Waltopia - Mr. Disney's last and greatest dream
Project X - The undercover expansion
Planning the Invasion - Preparing for the ground attack
Trouble Building - The fight to finish on time
A Grand Opening - Through the gates of the Magic Kingdom
Room Change - Turmoil and turnover at the hotels
Power Plays - The energy crisis, Reedy Creek and rocky community relations
Crash Mountain - Space Mountain and the never-ending quest for safety
Showcase for Sale - Sponsoring a piece of the kingdom
Constructing the Future - The hardships and headaches of breaking new ground
Starring in the Show - Making little money and lots of magic for a living
EPTPOT - Experimental Prototype Theme Park of Tomorrow
Upheaval - A coup at the kingdom
Reel Competition - Disney vs. Universal - and everyone else
It's a Jungle in Here - Survival of the shrewdest
The Polite Force - Security with a smile
Backwards to the Beginning - The Homogenized Mouse
30+ years after the start of it all, it's easy to allow Walt's philosophy and vision to filter what actually happened. Disney has become synonymous with attention to detail and outstanding customer service. But Walt never lived long enough to see Walt Disney World become a reality. Those left in charge were burdened with the phrase "what would Walt do?" when it came to making any sort of decision on what WDW would become. And just as Disneyland had its share of problems and teething pains, so did WDW. Labor relations with the construction companies were less than harmonious. Cutting-edge experiments and partnerships (such as the building and ownership of the Contemporary) broke down under the strain of deadlines and constant changes by Disney. And while getting the Magic Kingdom built had some sort of pattern in Disneyland, it was EPCOT that continually haunted the leadership. Walt had envisioned an entire city built to e
utopian standards, and everyone wanted to know when Disney would start building it.

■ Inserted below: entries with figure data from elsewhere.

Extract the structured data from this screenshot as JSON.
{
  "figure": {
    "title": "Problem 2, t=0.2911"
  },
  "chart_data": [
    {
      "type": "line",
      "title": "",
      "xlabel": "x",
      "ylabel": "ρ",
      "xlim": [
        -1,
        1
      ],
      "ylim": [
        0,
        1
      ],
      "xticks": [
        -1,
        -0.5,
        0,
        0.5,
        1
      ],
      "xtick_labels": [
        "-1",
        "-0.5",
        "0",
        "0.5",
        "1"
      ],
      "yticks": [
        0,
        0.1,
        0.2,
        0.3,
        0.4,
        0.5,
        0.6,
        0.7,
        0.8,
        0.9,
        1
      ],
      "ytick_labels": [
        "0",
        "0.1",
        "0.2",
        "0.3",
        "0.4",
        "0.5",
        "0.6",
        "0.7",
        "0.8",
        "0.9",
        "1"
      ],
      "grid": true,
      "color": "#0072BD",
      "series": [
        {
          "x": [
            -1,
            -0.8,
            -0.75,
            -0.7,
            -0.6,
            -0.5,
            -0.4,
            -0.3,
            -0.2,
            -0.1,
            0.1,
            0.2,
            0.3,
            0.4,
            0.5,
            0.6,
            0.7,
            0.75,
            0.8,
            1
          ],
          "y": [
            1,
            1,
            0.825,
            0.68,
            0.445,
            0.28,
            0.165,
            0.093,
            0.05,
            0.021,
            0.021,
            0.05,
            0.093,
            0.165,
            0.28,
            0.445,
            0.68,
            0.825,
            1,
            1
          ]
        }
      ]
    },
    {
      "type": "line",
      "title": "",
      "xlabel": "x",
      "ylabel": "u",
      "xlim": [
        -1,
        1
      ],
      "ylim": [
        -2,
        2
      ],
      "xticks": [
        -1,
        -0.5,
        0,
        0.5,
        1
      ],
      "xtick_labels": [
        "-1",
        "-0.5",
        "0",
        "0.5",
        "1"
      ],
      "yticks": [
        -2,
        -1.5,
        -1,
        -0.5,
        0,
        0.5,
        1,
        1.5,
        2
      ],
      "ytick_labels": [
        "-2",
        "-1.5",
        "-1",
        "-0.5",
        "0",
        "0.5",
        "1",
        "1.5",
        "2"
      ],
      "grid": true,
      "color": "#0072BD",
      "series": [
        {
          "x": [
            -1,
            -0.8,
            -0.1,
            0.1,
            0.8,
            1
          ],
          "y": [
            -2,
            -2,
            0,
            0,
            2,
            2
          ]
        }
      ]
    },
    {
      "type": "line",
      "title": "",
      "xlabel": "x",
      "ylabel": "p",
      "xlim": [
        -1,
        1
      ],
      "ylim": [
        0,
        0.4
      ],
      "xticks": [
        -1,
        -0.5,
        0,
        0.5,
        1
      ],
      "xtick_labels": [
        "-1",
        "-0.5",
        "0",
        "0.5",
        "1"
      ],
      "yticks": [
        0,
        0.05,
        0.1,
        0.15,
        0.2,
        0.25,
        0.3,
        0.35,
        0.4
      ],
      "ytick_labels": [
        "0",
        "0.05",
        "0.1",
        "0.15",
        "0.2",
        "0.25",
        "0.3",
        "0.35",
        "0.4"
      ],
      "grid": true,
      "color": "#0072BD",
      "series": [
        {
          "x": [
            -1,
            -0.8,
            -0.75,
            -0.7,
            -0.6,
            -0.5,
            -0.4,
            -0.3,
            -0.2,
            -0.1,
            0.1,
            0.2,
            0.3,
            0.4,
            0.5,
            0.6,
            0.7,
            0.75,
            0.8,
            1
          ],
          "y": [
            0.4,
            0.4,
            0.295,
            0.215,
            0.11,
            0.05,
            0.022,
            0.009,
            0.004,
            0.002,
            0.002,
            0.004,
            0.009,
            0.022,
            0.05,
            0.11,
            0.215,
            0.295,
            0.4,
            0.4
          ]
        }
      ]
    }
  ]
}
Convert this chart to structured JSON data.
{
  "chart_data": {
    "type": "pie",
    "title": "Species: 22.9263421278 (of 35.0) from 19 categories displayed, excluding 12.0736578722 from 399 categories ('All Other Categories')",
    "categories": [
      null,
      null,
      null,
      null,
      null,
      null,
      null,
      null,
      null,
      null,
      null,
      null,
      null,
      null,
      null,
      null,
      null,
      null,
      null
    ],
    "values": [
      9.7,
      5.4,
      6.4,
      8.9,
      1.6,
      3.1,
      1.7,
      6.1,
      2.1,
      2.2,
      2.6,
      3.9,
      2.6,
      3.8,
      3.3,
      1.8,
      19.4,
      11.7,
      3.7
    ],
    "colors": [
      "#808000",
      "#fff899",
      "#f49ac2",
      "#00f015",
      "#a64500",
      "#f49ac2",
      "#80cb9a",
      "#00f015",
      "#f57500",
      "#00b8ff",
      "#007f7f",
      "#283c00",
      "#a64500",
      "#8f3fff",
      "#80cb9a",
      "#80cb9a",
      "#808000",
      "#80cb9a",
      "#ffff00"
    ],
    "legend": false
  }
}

But the reality was that there was no way that something of that size and scale could be successfully created while still making a profit. It was all they could do to spin the creation of Future World and World Showcase as a place where EPCOT "concepts" could be tried and advanced. Even that twist was hard to pull off, as Disney wanted to have companies and countries pay to build and operate the attractions and pavilions. But things change, attractions need to be updated, and sponsorships come to an end. Even to this day, EPCOT is still a pale shadow of what Walt had imagined and dreamed. At best, it's another theme park that attempts to teach as well as entertain.
Having been written within the last year, Koenig also goes into the decision to build Animal Kingdom and how management had to struggle to make the concept work. On the outside, it was meant to be something where people would learn about the environment and creatures that inhabit different areas on earth. But when you mix animals and environmentalists together, you start to get friction on a massive scale. And due to a lack of attractions when it first opened, people had a hard time thinking of it as something more than a Disney-fied version of a zoo. Throw in the massive ego of Michael Eisner during this time, and it's amazing that anything got done and that Disney was able to come out with its carefully crafted image intact.
For those who buy into the whole Walt Disney image as presented to the public, this book will either be an eye-opening read or something bordering on a traumatic event. Sort of like learning there's no Santa Claus. For those who know and understand that there's a difference between image and reality, the book will simply add more color and humanity to the Disney empire. As a person who loves to go to DisneyWorld, I found the book fascinating. I'll still enjoy the rides and the atmosphere, and will still be amazed by the "Disney Mystique". But I'll also be a bit more appreciative and understanding of what pain it took to get it all to work.